A visita que o Oniromante da Azaruja fez ao sonho do ministro das finanças, reputado político, resultou no acesso a informações invisíveis a qualquer outro jornalista. Já o anotei na lista de prestimosos informadores, que guardo na memória, por força da segurança que merecem as minhas fontes do mundo obscuro.
Não só descobri que o ministro desviava dinheiro público para cofres esconsos além-fronteiras, como também que ele e alguns parlamentares não são humanos. Uma súcia de obscuros instalada na política, sob controlo do Homem de Ferro, o maior inimigo da Velha das Fitas Vermelhas e dos oniromantes. O ministro e mais algumas pessoas do Parlamento são mantas protegidos por um encantamento de alta-costura, digamos assim. Os mantas são criaturas batráquias de águas pestilentas, que afogam e comem qualquer humano que se avizinhe das margens. Têm o dobro da altura de um humano comum, cornadura espiralada e buracos fundos na vez dos olhos, onde dançam labaredas constantes, por vezes usadas como lança-chamas.

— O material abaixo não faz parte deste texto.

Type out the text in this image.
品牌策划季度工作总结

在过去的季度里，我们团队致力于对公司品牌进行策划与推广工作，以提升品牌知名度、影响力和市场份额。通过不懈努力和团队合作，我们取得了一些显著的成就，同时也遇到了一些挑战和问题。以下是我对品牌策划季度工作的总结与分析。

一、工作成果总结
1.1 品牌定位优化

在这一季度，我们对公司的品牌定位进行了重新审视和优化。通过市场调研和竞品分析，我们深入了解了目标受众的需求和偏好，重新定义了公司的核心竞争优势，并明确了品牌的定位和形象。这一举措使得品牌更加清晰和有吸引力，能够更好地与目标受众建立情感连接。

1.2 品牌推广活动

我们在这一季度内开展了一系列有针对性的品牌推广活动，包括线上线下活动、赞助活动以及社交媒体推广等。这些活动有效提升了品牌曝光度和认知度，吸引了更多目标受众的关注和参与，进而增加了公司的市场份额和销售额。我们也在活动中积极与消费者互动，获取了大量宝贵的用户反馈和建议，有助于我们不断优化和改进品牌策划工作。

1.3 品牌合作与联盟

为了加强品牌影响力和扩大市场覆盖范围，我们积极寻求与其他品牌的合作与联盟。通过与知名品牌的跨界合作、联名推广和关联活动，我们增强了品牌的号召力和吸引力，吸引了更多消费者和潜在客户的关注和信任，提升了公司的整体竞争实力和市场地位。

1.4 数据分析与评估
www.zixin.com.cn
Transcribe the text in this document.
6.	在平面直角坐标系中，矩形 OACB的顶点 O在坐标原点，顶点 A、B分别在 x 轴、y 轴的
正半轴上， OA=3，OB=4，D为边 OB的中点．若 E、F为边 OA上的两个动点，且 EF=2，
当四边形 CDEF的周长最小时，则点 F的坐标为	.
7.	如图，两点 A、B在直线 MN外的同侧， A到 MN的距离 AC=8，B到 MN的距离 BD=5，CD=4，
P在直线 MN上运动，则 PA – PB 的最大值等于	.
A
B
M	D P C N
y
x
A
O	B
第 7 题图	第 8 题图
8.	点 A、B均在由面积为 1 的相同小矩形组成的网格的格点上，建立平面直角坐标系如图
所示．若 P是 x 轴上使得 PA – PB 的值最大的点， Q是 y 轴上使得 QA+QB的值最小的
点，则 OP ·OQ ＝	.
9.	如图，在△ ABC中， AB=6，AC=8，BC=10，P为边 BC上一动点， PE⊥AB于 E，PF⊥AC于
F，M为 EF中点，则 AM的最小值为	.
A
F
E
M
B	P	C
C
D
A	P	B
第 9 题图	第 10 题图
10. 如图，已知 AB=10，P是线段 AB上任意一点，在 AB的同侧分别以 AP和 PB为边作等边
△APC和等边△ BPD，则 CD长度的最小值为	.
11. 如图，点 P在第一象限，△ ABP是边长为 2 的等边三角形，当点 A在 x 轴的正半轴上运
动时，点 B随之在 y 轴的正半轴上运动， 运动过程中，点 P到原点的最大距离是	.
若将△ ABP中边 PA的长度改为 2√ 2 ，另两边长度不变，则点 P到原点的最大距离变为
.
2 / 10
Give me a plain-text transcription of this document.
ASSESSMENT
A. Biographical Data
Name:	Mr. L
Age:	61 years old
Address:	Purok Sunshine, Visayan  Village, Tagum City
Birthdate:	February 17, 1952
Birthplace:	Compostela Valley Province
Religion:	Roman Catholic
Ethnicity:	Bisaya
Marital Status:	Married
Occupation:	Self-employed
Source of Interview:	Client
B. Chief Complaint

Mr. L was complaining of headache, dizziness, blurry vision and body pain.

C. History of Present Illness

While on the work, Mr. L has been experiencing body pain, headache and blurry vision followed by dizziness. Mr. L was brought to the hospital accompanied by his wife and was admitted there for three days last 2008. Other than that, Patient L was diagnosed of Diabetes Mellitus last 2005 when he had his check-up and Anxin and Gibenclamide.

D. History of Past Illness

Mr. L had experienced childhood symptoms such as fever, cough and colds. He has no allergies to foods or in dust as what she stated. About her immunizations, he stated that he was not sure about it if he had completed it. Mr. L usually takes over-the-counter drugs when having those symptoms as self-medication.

O que os transforma em bem vestidos deputados é da mais alta fábrica, uma magia de “vera-figura”, em que se ludibria os cinco sentidos, talvez cozinhada pela própria Gancha, consorte do Homem de Ferro. Quando soube da conspiração, fui assistir a sessões da Assembleia com os meus óculos de escama ótica de narval. Detetei-os todos, na sua tenebrosa presença. Faltava descortinar os seus intentos malignos. Após vigia obstinada, descobri que se reuniam numa herdade a quilómetros de Lisboa, mosqueada de salgueiros e charcas paradas. A lonjura do casarão para o interior da propriedade murada não permitia abeirar-me para ouvir os seus planos, porém sei que só o mal os entretém e contenta. Onde obter mais informações? Porque querem dinheiro? Porque desejam o poder político dos homens?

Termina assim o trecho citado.